Sunday, August 14, 2011

Lately

So much joy in the past months. Finally getting to be with the one I love every day. Moving forward instead of standing still. And yet, I struggle. I've always told myself that I am a creature of habit. That I simply crave routine for the sense of security it gave me. But as days go by with a new routine, I find that what I always thought about my needs for routine were wrong. I was comfortable. Life was not always happy or perfect, but in many ways it was easy. I knew my place and what others expected of me. I felt needed and necessary. My life moved along at a pace that I chose. It was all. about. me.

Now, I'm in a new place, with new faces, a new job, and a whole new set of emotions. In that process, I feel that I have been exposed to myself and everyone around me for what I really am. I left behind dear friends, and now in this new place I feel like I'm imposing. Asking people to scoot over, make room for the new girl. My life is much simpler. I watch David loving every minute of his new ministry. I see his success and joy. I watch my friends go on with life without me in it. And I wonder...God, do You have a plan for me? I find myself not longing for a routine, but instead longing for a place. Where do I fit? How do I belong? And yet, I am pierced when I realize that nowhere in those thoughts am I really thinking of how I love others- rather, it's how others love me. I want those questions answered so I feel like I'm important. It's still all. about. me. My sin and ugliness is exposed. It's as if, in the monotony of my routine, I realize I had found ways to consistently cover up all my pride and self-absorption. And in this new place, it is wide open, exposed to me and everyone else. All of my selfishness, pride, and self-serving actions brought out for what they really are. And in the midst of this exposure, I realize that people love me so much better than I love them- especially those I love the most.

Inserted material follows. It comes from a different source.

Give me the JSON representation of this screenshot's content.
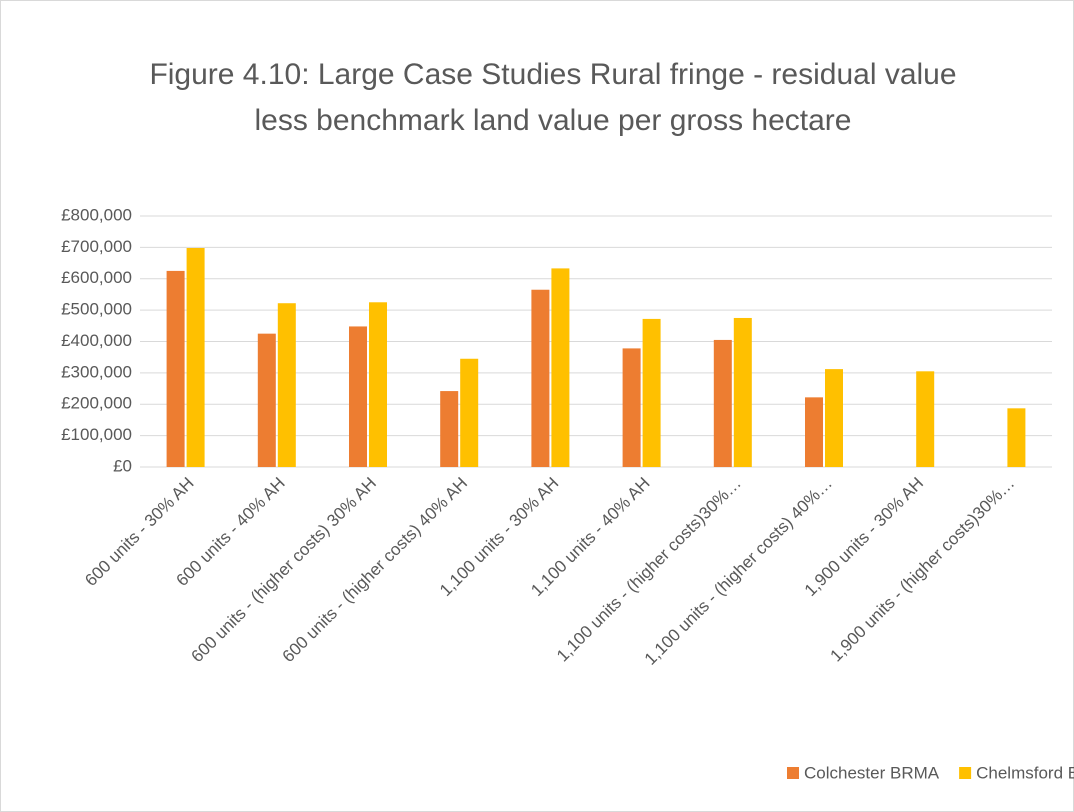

Grace is such a beautiful thing. And God's timing ever so perfect. As I battle through this, I have other loved ones who are struggling through the same things- what a ministry they have been to me. Especially my sweet cousin Julie, who is battling with illness while serving with her husband and two young children as missionaries in South Asia. Even though our circumstances are very different, God consistently speaks to me through her honesty and openness about where she is and how she's struggling. Our battles are so similar, and Her words and encouragement have been balm for my heart. There is hope for this ugliness...I am loved in spite of it. David has been beyond wonderful. He works to make me feel included and valuable, and loves me even in the midst of my ugliest of ugly moments. So in all of this brokenness, I'm beginning to have hope. God will use me and He will heal my heart in the process. This breaking down is not forever and it is for my good- I will love Him, David, my family, and those who I minister to better on the other side of this.